The French Revolution was an event the likes of which the world had never seen. The degree of political turmoil and innovation was absolutely astonishing. It is not surprising that the Revolutionaries frequently spoke of time itself seeming to elongate, as they struggled to make sense of all the changes and conflicts that were happening so quickly. The flagrant contradiction between the universal promises of the Declaration of the Rights of Man and actual behavior with regard to enslaved people strikes us, rightly, today, as one of the Revolution’s most important aspects. But that does not mean that the Revolutionaries themselves saw it in this way. Some did. But many more remained oblivious, despite the importance of the colonies to France’s economic health. And while this distinction may not matter for our own overall judgments of the Revolution, it matters enormously for our interpretation of the course of events, for this was determined by what people at the time thought and understood.
It’s an important debate and I’m glad you have informed me about it. Maybe there is room here for comparison with America. I am just starting to read Kaminski’s Collection of documents on slavery during the revolution and founding. I suspect you could use a book like this to strengthen your argument. For example some of the state constitutions made gestures toward the abolition of the slave trade or slavery itself. The Quakers were considerable political force. Etc. Slavery was a much bigger issue.In any case, it seems to me that your opponent Is right to say that the debate about slavery during the French Revolution helps us understand the structure and limits of French revolutionary thought. And that you are right to say none of this means that the colonial context is essential for understandingWhere French revolutionary thought came from and what its structure was. This is pretty complicated stuff, however. Again, it’s a real service to give us a glimpse of the debate.

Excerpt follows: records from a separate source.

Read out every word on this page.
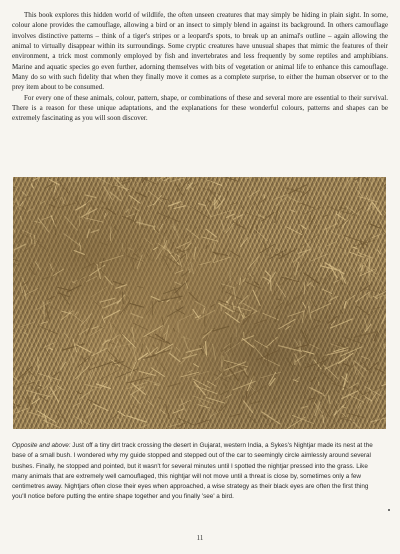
This book explores this hidden world of wildlife, the often unseen creatures that may simply be hiding in plain sight. In some, colour alone provides the camouflage, allowing a bird or an insect to simply blend in against its background. In others camouflage involves distinctive patterns – think of a tiger's stripes or a leopard's spots, to break up an animal's outline – again allowing the animal to virtually disappear within its surroundings. Some cryptic creatures have unusual shapes that mimic the features of their environment, a trick most commonly employed by fish and invertebrates and less frequently by some reptiles and amphibians. Marine and aquatic species go even further, adorning themselves with bits of vegetation or animal life to enhance this camouflage. Many do so with such fidelity that when they finally move it comes as a complete surprise, to either the human observer or to the prey item about to be consumed.

For every one of these animals, colour, pattern, shape, or combinations of these and several more are essential to their survival. There is a reason for these unique adaptations, and the explanations for these wonderful colours, patterns and shapes can be extremely fascinating as you will soon discover.

Opposite and above: Just off a tiny dirt track crossing the desert in Gujarat, western India, a Sykes's Nightjar made its nest at the base of a small bush. I wondered why my guide stopped and stepped out of the car to seemingly circle aimlessly around several bushes. Finally, he stopped and pointed, but it wasn't for several minutes until I spotted the nightjar pressed into the grass. Like many animals that are extremely well camouflaged, this nightjar will not move until a threat is close by, sometimes only a few centimetres away. Nightjars often close their eyes when approached, a wise strategy as their black eyes are often the first thing you'll notice before putting the entire shape together and you finally 'see' a bird.
11
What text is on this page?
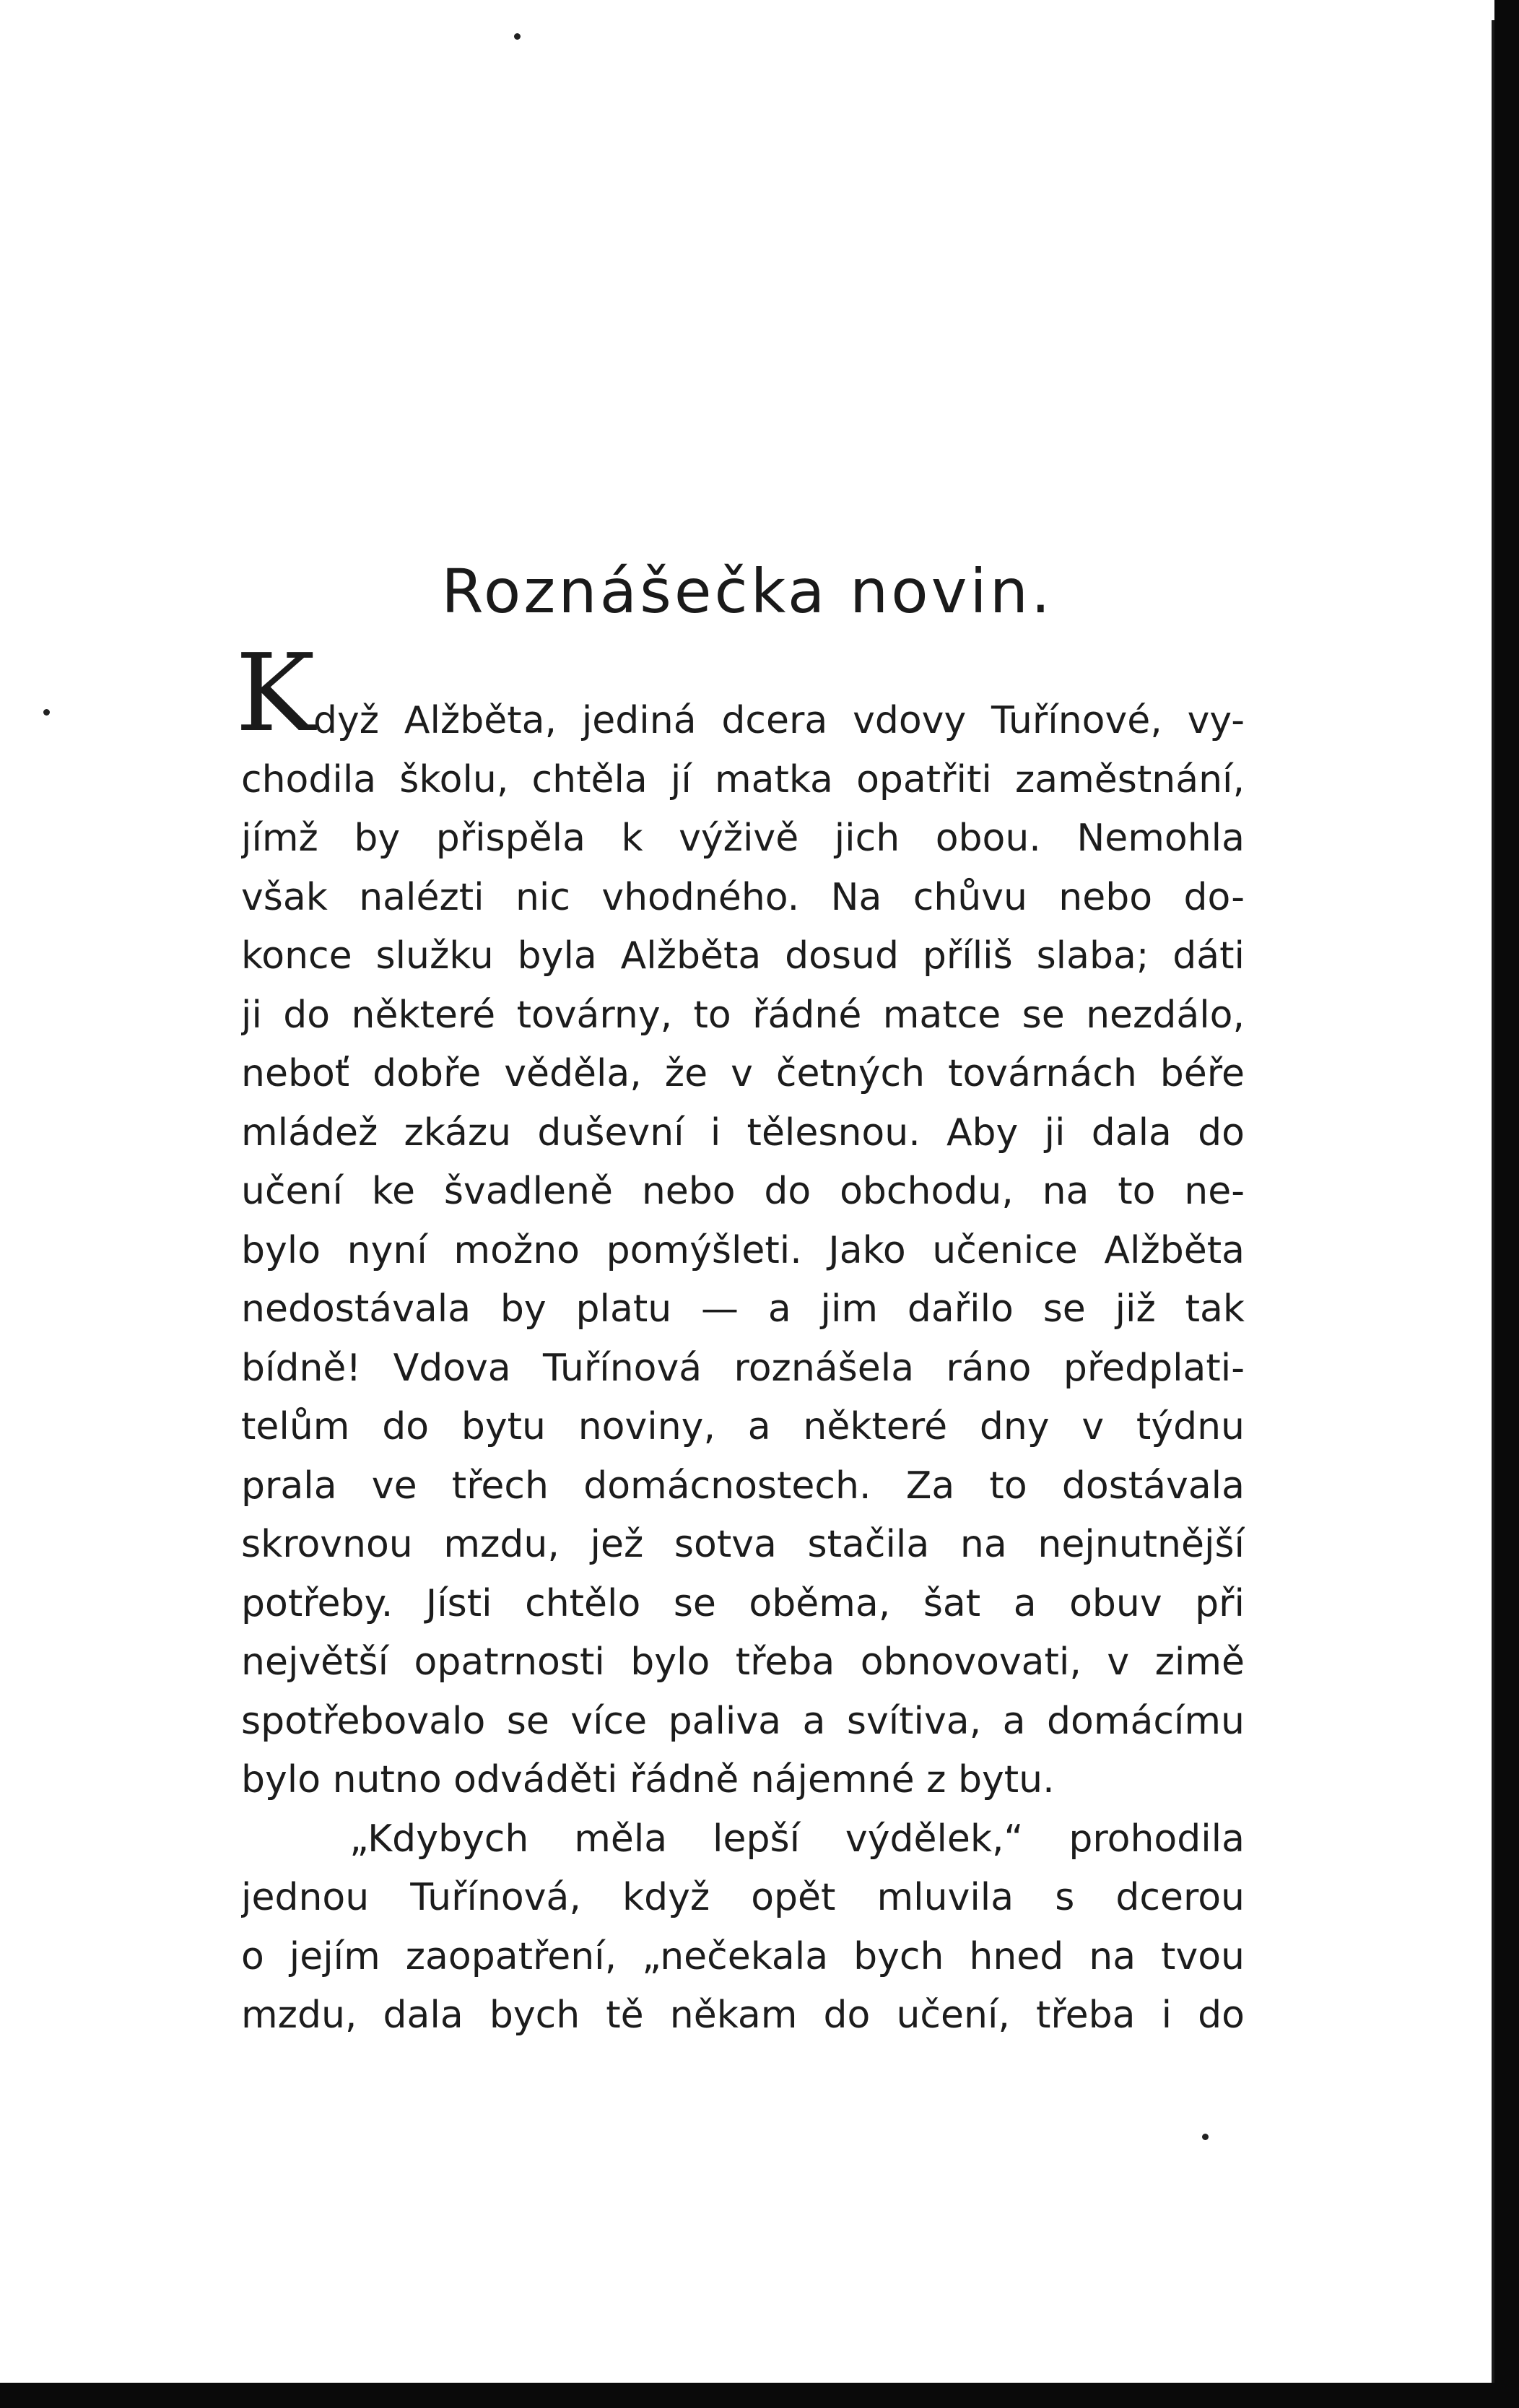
Roznášečka novin.
K
dyž Alžběta, jediná dcera vdovy Tuřínové, vy-
chodila školu, chtěla jí matka opatřiti zaměstnání,
jímž by přispěla k výživě jich obou. Nemohla
však nalézti nic vhodného. Na chůvu nebo do-
konce služku byla Alžběta dosud příliš slaba; dáti
ji do některé továrny, to řádné matce se nezdálo,
neboť dobře věděla, že v četných továrnách béře
mládež zkázu duševní i tělesnou. Aby ji dala do
učení ke švadleně nebo do obchodu, na to ne-
bylo nyní možno pomýšleti. Jako učenice Alžběta
nedostávala by platu — a jim dařilo se již tak
bídně! Vdova Tuřínová roznášela ráno předplati-
telům do bytu noviny, a některé dny v týdnu
prala ve třech domácnostech. Za to dostávala
skrovnou mzdu, jež sotva stačila na nejnutnější
potřeby. Jísti chtělo se oběma, šat a obuv při
největší opatrnosti bylo třeba obnovovati, v zimě
spotřebovalo se více paliva a svítiva, a domácímu
bylo nutno odváděti řádně nájemné z bytu.
„Kdybych měla lepší výdělek,“ prohodila
jednou Tuřínová, když opět mluvila s dcerou
o jejím zaopatření, „nečekala bych hned na tvou
mzdu, dala bych tě někam do učení, třeba i do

It's obvious that I am going to defend Lauren Clay but I'll do so anyway. I think it's a bit unfair to ask that she offer a comparison with all the other forms of political activism of the time. What she has done, in a compelling way, is to show, as you say, David, that focusing only on the Archives parlementaires, as crucial as they are, leaves out other forms of political discussion. We knew this but I don't think we knew in this detail how much the port/slave cities combined to fight off what they saw as a fatal threat to their livelihoods. I don't think anyone is ever going to describe the March 1790 action in quite the same way again after this landmark article.